Scraping the web like a boss : Working with Scrapy framework
rajdeep (~rajdeep1008) |
Scrapers and crawlers are all around the web, and in this age of data, finding some quality data can already be time consuming. So, instead of making some long scripts from scratch and handling all the minute details of the scraper, why not use a framework which is fast, optimized, asynchronous and easy to use.
This talk is targeted towards python developers new to scraping or Scrapy framework to be specific.
The aim of the talk is to demonstrate how to get started with using Scrapy framework, using asynchronous features of Scrapy and when to use Scrapy and when not, introduction to concepts such as Spiders, Items, Loaders, Selectors and Pipeline.
The goal of the talk is to get user started with using Scrapy and demonstrate the working by scraping data from a website (website to be decided yet).
- Basic knowledge of Python
- A basic understanding of web scraping using any other library or tool would be beneficial.

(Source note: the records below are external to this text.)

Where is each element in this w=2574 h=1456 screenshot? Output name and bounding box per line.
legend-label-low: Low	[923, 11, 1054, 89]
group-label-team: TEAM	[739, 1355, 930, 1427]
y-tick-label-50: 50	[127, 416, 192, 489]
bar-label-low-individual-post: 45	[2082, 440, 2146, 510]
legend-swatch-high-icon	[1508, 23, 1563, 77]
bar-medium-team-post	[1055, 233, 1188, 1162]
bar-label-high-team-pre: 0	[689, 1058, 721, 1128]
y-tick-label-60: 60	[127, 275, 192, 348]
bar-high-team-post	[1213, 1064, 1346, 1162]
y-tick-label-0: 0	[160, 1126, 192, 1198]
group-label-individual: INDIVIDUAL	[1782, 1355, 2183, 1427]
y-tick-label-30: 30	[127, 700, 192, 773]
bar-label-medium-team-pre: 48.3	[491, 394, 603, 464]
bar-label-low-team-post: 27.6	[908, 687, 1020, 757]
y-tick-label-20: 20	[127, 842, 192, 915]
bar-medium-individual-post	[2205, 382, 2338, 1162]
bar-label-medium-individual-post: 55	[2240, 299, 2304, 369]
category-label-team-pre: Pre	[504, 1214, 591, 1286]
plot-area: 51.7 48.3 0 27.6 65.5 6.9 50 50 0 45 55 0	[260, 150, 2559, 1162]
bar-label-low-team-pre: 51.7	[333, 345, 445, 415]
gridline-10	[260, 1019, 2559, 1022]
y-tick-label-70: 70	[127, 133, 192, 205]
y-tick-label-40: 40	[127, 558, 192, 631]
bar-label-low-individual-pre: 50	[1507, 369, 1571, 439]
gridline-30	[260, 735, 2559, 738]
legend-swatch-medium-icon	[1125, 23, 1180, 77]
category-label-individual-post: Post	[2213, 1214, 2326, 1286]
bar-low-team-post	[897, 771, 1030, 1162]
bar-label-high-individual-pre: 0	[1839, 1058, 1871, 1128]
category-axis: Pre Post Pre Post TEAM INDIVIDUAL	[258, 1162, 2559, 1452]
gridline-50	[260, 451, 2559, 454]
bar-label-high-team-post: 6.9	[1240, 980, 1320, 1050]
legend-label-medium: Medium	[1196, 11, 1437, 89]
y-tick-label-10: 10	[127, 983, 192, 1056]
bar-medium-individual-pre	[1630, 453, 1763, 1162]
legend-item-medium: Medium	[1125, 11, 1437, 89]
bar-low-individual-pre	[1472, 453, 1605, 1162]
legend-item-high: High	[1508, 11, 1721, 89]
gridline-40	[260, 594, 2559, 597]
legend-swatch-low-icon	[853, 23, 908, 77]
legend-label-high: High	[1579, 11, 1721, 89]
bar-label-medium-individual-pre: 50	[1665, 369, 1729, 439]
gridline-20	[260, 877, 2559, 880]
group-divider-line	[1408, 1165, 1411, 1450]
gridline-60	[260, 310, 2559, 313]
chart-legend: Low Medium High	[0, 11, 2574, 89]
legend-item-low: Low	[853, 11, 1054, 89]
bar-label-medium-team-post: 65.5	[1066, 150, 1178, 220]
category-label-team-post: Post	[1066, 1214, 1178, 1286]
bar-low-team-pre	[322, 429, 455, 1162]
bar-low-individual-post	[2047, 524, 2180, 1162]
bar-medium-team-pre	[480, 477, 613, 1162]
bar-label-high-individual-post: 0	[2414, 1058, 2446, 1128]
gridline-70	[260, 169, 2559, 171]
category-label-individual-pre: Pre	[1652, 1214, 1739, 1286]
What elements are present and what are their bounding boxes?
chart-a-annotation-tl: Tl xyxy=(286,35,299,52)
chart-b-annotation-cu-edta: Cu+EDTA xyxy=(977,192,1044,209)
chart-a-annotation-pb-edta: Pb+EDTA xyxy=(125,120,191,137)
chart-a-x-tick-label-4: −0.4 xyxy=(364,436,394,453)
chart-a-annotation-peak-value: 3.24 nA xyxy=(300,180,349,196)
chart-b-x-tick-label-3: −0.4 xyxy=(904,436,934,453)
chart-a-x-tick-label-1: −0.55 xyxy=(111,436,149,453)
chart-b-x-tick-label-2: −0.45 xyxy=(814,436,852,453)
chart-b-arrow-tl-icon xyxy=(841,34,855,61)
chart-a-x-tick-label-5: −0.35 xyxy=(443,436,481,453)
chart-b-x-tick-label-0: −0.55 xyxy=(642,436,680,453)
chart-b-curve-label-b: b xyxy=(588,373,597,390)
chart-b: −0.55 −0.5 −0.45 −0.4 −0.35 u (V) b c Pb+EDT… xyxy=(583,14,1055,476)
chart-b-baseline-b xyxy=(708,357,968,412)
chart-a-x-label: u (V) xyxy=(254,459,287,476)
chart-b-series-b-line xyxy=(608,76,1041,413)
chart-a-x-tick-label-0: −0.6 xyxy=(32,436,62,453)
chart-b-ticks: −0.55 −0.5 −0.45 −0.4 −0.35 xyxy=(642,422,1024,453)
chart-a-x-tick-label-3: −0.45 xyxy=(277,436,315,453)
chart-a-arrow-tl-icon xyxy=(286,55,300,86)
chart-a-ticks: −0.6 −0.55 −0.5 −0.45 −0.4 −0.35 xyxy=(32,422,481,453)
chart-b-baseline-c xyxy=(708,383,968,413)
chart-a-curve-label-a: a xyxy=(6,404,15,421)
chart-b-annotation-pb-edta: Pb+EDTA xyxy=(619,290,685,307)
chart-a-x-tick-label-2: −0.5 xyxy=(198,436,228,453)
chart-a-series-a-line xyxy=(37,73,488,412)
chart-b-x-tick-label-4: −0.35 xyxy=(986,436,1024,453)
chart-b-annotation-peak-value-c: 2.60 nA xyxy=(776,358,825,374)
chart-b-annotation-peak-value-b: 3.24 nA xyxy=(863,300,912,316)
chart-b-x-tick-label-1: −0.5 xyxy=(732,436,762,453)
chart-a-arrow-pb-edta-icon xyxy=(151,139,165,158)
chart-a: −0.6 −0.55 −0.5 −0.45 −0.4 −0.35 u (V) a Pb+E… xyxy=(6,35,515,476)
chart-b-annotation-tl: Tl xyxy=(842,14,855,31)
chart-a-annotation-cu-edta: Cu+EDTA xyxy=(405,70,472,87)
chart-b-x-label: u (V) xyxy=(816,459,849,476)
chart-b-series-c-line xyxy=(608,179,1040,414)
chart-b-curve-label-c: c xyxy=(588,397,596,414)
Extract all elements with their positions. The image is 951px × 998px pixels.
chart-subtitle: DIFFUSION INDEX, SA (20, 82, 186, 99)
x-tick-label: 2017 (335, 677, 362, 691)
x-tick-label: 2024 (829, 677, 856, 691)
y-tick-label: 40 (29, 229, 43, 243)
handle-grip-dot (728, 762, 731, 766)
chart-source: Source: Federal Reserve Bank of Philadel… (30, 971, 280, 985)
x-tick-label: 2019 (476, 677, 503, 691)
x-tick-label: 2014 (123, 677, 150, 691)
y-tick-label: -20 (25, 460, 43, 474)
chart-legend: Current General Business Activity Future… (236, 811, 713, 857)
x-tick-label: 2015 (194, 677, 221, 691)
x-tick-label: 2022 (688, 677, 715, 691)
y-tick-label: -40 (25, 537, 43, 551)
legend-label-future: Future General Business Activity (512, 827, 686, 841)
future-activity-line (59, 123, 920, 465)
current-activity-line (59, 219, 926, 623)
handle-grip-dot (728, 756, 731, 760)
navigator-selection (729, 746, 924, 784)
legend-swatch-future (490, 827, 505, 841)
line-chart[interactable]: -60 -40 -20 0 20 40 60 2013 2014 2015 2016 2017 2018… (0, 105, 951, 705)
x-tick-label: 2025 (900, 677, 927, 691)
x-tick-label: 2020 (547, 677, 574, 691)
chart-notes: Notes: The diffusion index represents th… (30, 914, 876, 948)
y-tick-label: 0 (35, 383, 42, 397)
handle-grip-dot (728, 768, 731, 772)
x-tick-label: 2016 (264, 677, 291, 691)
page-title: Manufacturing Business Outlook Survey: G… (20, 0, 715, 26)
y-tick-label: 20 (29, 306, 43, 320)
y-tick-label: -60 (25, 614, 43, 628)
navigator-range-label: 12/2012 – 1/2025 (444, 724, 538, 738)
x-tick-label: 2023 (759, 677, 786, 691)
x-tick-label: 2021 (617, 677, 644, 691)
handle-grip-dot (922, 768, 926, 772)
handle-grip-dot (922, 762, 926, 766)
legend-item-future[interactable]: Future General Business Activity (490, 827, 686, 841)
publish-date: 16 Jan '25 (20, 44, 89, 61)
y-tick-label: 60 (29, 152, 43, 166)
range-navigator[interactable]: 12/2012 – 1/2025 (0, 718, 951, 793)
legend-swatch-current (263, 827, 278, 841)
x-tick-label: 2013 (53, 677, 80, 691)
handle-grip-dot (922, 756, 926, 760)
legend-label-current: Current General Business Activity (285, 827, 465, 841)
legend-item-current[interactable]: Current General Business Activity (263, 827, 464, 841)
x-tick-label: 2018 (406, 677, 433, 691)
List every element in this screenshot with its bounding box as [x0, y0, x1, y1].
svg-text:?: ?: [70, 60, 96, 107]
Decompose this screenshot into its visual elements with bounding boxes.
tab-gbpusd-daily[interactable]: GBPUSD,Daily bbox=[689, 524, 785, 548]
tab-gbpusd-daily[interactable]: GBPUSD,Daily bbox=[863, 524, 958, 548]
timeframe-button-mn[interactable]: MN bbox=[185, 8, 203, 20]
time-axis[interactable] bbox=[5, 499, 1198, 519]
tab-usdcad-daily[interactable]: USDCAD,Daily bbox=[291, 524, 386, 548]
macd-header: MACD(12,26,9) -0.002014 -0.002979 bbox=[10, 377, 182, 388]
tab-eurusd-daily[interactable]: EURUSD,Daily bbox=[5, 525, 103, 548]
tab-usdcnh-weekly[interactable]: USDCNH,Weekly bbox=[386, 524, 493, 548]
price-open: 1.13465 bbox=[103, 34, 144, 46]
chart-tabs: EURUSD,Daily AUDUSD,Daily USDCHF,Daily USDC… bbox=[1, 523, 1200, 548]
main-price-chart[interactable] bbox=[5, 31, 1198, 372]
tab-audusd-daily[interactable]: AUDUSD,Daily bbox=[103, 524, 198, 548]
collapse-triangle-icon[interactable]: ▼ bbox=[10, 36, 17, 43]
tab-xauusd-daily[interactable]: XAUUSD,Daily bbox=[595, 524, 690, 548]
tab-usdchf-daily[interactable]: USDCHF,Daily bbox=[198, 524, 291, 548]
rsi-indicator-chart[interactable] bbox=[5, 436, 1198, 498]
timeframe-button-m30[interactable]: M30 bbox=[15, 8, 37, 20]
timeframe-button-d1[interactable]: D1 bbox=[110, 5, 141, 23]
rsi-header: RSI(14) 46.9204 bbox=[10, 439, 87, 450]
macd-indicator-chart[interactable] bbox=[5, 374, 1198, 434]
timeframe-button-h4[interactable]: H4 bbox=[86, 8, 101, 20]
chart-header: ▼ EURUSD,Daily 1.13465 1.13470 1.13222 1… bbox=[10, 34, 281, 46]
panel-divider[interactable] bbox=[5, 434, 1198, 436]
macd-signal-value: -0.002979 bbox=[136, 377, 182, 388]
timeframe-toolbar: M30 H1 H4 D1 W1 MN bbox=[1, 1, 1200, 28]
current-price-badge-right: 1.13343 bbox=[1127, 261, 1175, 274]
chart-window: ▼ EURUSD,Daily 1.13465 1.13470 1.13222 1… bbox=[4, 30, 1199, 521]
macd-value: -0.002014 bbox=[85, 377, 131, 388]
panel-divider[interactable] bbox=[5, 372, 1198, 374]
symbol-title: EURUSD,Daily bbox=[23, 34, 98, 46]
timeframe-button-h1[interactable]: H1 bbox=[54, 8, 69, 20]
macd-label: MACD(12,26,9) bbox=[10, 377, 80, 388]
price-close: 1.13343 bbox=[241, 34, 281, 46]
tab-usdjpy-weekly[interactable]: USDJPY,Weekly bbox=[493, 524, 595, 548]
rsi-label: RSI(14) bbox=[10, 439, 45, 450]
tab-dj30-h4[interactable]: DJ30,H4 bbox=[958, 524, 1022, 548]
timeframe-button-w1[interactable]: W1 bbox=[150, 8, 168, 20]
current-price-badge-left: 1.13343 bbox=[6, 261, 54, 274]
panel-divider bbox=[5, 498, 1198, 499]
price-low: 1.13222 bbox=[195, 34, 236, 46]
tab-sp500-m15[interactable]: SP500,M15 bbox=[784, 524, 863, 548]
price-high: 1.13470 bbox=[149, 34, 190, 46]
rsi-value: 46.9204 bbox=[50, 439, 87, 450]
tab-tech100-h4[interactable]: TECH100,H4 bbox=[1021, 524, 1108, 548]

I am a final year B.tech student at GTBIT. I have interned as python developer at Inc42 where i worked on automating stuff and django. Previously i have worked as an android intern at Instaspaces.
I have been working with python for a year now trying my hands on making some bots, doing web development using flask and django and currently trying the data science field. I got started with scraping for a personal bot project but starting doing a lot of that now for data science experiments.
I have been participating in a lot of hackathon for the past 2 years and won few of them.